The various challenges in bringing modern approaches of condensed matter theory to real materials are the main motivation for our work. The research in my group is focused on the development of first-principles-based methods to study the fundamental physical properties of emerging materials that are not well understood.
This class is based on molecules in condensed phases and offers great potential as the molecular structure is precisely defined. Changing a single atom may change the physics properties completely. Electronics based on molecular structures is therefore an obvious direction for science. We investigate the process of doping and its connection to charge transport properties. In addition band structure engineering is explored. Our research on electronic, optical and transport properties enjoys several fruitful collaborations.

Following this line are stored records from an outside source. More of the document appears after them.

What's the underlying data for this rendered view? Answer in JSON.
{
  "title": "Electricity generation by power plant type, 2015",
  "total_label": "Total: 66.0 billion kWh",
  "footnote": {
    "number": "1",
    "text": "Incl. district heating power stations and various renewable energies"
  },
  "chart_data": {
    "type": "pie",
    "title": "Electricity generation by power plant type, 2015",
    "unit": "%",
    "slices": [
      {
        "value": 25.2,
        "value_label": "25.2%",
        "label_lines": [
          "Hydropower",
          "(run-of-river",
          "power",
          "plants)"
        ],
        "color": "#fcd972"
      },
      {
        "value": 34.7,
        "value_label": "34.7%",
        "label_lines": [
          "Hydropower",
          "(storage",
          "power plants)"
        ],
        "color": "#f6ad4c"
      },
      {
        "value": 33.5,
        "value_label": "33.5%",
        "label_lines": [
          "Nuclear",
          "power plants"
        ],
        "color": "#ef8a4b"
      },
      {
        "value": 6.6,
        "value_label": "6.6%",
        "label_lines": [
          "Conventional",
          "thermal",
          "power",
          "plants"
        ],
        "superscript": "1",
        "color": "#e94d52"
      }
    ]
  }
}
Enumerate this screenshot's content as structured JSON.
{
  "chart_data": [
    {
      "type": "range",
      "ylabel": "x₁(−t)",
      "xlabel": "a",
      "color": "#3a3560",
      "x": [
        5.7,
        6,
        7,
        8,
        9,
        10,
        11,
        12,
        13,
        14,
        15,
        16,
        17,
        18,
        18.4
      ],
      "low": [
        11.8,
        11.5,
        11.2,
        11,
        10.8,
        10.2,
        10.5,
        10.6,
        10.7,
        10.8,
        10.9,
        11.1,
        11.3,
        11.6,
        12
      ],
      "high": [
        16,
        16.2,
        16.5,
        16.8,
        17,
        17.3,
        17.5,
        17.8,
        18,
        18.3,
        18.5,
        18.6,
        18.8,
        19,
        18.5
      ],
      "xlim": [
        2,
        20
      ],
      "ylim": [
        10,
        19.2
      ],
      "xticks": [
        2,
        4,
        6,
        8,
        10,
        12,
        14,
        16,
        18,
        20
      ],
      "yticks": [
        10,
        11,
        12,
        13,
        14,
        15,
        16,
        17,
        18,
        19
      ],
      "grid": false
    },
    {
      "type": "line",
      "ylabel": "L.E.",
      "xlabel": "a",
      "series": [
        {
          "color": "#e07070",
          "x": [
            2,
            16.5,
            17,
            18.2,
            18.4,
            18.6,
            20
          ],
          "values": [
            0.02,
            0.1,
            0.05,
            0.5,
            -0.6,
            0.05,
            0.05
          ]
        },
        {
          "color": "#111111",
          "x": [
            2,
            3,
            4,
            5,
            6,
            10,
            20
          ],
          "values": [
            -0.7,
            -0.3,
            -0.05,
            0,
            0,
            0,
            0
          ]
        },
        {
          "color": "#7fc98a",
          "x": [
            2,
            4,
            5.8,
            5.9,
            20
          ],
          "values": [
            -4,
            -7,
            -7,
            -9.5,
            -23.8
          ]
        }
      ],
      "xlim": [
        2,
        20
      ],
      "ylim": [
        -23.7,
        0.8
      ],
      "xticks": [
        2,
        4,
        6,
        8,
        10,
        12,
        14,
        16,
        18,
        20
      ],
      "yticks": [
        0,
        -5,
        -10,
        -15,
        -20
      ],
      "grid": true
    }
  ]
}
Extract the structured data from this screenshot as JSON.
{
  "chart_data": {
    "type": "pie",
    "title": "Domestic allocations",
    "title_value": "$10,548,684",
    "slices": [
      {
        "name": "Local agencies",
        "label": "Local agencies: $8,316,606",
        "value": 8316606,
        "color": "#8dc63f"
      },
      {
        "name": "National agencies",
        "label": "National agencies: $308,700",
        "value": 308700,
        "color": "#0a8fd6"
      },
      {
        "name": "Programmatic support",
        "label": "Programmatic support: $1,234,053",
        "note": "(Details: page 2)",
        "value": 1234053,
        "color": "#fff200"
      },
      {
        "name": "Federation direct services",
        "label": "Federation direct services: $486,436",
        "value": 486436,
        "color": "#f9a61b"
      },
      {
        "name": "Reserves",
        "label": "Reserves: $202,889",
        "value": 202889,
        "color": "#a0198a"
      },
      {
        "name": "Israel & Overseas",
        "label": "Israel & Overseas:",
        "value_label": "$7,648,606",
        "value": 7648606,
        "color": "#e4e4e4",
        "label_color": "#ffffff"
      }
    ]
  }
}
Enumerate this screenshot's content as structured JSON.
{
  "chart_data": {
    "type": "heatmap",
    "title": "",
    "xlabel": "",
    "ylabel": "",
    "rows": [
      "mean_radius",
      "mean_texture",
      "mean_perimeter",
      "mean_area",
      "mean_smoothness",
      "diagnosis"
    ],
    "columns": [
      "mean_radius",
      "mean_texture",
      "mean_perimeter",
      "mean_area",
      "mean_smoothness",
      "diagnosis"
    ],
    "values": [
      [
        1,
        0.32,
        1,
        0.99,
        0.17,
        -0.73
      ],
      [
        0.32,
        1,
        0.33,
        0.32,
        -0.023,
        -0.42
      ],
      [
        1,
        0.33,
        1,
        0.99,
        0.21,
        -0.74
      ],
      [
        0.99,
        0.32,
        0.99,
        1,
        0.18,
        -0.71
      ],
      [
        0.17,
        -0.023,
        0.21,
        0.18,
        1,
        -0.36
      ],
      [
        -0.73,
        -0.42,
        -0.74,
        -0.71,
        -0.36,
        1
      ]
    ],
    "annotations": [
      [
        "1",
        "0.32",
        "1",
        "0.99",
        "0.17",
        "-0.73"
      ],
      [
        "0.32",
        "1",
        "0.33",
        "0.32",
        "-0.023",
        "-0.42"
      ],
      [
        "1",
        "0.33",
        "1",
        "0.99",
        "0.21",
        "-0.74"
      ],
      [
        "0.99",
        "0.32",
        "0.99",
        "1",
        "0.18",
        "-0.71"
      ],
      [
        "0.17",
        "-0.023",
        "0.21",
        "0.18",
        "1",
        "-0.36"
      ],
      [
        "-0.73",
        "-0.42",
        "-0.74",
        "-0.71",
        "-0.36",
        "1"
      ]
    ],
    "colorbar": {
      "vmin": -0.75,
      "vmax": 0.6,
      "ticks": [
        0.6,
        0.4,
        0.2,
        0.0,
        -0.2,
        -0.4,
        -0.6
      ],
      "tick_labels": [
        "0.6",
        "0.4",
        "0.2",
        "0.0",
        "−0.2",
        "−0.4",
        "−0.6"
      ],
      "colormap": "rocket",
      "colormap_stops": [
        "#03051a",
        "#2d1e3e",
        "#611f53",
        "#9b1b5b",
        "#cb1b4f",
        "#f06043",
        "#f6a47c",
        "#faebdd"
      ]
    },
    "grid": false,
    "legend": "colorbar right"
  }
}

Excitonic effects are important in absorption spectra of molecular and other materials and govern the physical mechanisms of solar cells based on organic materials. Here excitons may be interconverted between different species and specifically the charge-transfer excitons at interfaces play an important role for the working principle of solar cells. Their strong Coulomb binding makes them interesting objects to study and the coupling to the molecular vibrations adds additional degrees of freedom that we investigate in this research line.
The development of methods and tools to simulate charge carrier transport, polaron transport, and spin transport in complex matter is a main direction of research in the group. This includes also transverse transport phenomena like the Hall effect. The quantum-to-classical transition is of particular interest.